C'est une révolution à l'ADEME. Le Plan de relance va occasionner un doublement de notre volume d'activité, en termes d'accompagnement budgétaire, de financement apporté aux parties prenantes... A partir de 2021, nous piloterons 1,5 milliard d'euros pour financer et accélérer la transition écologique. La marche est élevée et elle a débuté dès 2020 ! Dès fin juillet, nous avons travaillé avec les ministères pour identifier les dispositifs à mettre en place, préparé l'organisation de l'ADEME, en termes de capacités RH, de modes d'intervention, de cibles à viser, de territorialisation de l'aide...
Concrètement, qu'est-ce que cela va changer ?
D'une part, nous ouvrons de nouveaux champs d'intervention. Par exemple le dispositif de secours vers les petites entreprises de l'ESS que j’ai évoqué. Sur le sujet de l'industrie, nous opérons le fonds de décarbonation de l'industrie du plan de relance. Alors que par le passé nous financions uniquement la chaleur renouvelable
en entreprise, nous intervenons dans le Plan de relance également sur l'efficacité énergétique. C'est un nouveau champ d'intervention. Il y a enfin des secteurs sur lesquels nous n'intervenions que très peu et sans moyens financiers, comme le tourisme durable. Dorénavant nous gérons pour ce secteur, une enveloppe de 50 millions d'euros, et avons la capacité d'impulser de véritables dynamiques.
Est-ce que cela a un impact sur vos modes d'intervention ?
Oui, et c'est mon deuxième point. Cet enjeu de massification impacte nos modes d'intervention : les critères d'éligibilité, les modalités d'instruction, les taux d'intervention doivent être adaptés, en cherchant l’accessibilité et la simplification pour nos cibles... Il nous faut également innover via des partenariats d'intervention, pour aller toucher des acteurs qui n'étaient pas notre cœur de cible. C'est ce que nous avons par exemple fait avec Bpifrance pour élargir les TPE/PME ciblées.

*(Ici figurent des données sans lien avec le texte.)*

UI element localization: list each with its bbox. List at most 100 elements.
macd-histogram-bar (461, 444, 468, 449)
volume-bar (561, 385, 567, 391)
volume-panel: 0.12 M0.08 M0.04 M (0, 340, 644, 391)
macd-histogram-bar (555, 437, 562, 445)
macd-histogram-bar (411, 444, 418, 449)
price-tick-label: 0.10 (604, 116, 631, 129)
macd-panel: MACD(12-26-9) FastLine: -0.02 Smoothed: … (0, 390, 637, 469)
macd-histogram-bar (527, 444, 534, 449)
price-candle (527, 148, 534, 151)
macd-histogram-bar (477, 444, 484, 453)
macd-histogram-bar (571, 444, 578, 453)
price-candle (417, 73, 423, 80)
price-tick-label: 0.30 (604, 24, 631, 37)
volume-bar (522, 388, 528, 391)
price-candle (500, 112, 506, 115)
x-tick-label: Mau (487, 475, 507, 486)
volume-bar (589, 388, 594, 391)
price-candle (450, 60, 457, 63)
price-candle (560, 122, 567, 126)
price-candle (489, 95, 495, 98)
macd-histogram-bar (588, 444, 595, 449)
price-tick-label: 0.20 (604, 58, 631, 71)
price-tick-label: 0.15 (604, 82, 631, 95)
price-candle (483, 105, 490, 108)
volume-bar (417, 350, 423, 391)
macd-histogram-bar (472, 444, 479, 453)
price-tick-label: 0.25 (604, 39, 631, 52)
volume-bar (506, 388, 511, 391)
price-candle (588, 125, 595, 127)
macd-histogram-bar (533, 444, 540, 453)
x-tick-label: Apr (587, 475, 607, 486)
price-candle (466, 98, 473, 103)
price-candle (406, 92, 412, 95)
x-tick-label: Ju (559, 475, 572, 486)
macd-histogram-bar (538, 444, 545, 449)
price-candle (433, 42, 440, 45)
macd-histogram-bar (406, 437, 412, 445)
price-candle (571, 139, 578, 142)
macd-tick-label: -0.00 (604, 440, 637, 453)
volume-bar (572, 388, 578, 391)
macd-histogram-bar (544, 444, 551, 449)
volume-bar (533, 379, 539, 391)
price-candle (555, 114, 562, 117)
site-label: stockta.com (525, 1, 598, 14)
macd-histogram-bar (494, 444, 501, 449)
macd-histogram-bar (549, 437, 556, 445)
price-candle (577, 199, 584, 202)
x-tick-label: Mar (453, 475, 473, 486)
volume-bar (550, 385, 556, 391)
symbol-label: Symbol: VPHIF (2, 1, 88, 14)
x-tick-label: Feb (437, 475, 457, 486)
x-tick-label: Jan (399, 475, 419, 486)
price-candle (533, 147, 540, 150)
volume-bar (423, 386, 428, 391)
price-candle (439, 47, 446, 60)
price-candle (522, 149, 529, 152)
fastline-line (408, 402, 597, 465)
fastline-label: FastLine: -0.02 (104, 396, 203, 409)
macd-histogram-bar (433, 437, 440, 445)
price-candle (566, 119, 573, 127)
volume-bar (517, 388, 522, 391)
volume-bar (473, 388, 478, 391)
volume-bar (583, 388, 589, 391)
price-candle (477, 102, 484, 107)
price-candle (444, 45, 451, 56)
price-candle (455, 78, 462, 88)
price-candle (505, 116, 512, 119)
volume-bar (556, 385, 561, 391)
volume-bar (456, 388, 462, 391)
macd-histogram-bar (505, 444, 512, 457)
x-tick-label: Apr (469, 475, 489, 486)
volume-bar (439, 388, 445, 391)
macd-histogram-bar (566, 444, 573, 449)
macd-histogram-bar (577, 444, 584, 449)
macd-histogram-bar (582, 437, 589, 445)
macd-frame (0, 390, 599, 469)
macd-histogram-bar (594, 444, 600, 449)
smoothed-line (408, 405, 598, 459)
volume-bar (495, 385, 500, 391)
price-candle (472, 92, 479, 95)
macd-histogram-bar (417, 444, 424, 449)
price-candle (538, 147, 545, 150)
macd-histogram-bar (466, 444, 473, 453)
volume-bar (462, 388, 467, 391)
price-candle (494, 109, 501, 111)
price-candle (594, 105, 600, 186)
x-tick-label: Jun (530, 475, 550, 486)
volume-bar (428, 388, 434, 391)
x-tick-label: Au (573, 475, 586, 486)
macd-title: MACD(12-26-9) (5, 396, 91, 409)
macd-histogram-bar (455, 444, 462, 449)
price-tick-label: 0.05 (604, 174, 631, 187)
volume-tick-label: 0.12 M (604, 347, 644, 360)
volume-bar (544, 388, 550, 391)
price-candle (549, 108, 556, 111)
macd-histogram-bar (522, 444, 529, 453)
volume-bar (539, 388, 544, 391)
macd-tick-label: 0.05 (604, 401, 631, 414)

L'ADEME, c’est un pied sur le terrain et un oeil vers l'avenir
A partir de 2021, nous piloterons 1,5 milliard d'euros pour financer et accélérer la transition écologique
L’ADEME a su assurer la continuité de ses activités pendant cette période en préservant la santé, et la qualité de vie au travail de ses salariés au moyen d’une organisation matérielle et d'une gouvernance interne adaptées aux circonstances. Les équipes ont réussi à maintenir la dynamique collaborative initiée les années précédentes : plus de 70 ateliers en intelligence collective ont été menés, certains ont d’ailleurs permis d’approfondir les liens avec nos partenaires. Sur les 200 initiatives identifiées parles équipes dans leurs projets de service près de la moitié concernait les 2 piliers de la feuille de route RSE suivants: contribuer à l’épanouissement professionnel de tous les Adémiens, déployer une gouvernance ouverte pour accompagner les acteurs et impliquer les salariés. Cette période a également constitué une opportunité pour refonder la communication interne afin qu'elle devienne un levier d'engagement des Adémiens.